John Kennedy’s quotation, “We enjoy the comfort of opinion without the discomfort of thought” was made in his public address at Yale on 11th June 1962 when he was about to be vetoed by his political opponents over the fall of the American stock market. In his speech, the 35th American President reiterated the significance of disclosing real economic and political positions of America for the sake of developing appropriate remedial strategies. He also warned the American public against intentionally fixed falsified rhetoric, fabricated myths and impractical opinions in public affairs.

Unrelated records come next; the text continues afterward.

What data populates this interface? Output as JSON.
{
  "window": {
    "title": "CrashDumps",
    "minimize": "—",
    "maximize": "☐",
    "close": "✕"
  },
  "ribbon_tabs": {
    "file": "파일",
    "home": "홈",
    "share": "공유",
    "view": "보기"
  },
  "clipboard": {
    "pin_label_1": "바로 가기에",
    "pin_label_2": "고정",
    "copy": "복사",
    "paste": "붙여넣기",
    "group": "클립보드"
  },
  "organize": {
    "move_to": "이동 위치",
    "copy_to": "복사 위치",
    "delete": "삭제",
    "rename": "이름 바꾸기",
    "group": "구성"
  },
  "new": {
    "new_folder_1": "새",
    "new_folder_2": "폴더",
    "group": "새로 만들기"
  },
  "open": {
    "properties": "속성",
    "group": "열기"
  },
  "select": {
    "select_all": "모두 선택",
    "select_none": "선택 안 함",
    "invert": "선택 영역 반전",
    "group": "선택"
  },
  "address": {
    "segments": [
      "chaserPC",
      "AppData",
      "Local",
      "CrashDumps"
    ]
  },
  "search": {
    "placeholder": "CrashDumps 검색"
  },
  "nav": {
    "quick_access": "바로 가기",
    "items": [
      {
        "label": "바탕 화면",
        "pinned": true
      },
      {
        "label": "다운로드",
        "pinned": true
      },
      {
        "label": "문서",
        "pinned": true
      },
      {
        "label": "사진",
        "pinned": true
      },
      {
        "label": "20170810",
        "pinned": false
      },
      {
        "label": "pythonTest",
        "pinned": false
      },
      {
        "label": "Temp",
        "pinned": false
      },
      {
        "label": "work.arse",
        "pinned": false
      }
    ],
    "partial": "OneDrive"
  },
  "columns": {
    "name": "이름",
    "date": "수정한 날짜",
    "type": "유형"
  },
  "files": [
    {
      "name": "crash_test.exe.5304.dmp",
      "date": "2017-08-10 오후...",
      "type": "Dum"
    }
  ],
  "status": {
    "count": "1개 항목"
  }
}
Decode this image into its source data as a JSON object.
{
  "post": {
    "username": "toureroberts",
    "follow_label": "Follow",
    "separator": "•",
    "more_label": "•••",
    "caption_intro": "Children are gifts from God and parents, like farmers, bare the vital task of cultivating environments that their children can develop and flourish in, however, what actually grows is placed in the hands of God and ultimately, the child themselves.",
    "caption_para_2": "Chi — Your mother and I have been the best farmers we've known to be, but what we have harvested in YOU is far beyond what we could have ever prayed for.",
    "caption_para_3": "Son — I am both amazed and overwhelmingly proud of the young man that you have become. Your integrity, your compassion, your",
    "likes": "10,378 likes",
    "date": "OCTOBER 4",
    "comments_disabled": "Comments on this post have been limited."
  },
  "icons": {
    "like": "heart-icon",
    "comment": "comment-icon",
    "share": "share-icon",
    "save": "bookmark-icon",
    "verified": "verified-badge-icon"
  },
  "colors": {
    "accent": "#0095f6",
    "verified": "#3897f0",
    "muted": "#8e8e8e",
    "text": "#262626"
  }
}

John Kennedy’s quotation applies in the American government and politics. Most of the popular political and economic decisions made in the U.S. today are largely influenced by the political masses notwithstanding their aftermath. In the process of making these uninformed decisions, the public blindly support these political leaders who are over-carried by political whims and party popularity. As such, the American political leadership is much susceptible to prejudices and mass actions other than sound political and economic policies in public administration.
The 35th American President’s notion that “Americans enjoy comfort of opinion without the discomfort of thoughts” became clear when U.S. decided to carry out a military attack against Afghanistan in 2004. A section of the Congress was opposed to the idea of military operations in the foreign territory on economic grounds but majority finally pushed for the war. Americans today suffer untold economic ordeal that resulted from the unrealistic military expenditures necessary to sustain the ongoing operation. Unfortunately, the war has not achieved any of the anticipated results since the Taliban militias still go strong. The U.S. foreign military exercise is a big failure contrary to the federal government’s earlier claim that it would exterminate terrorism.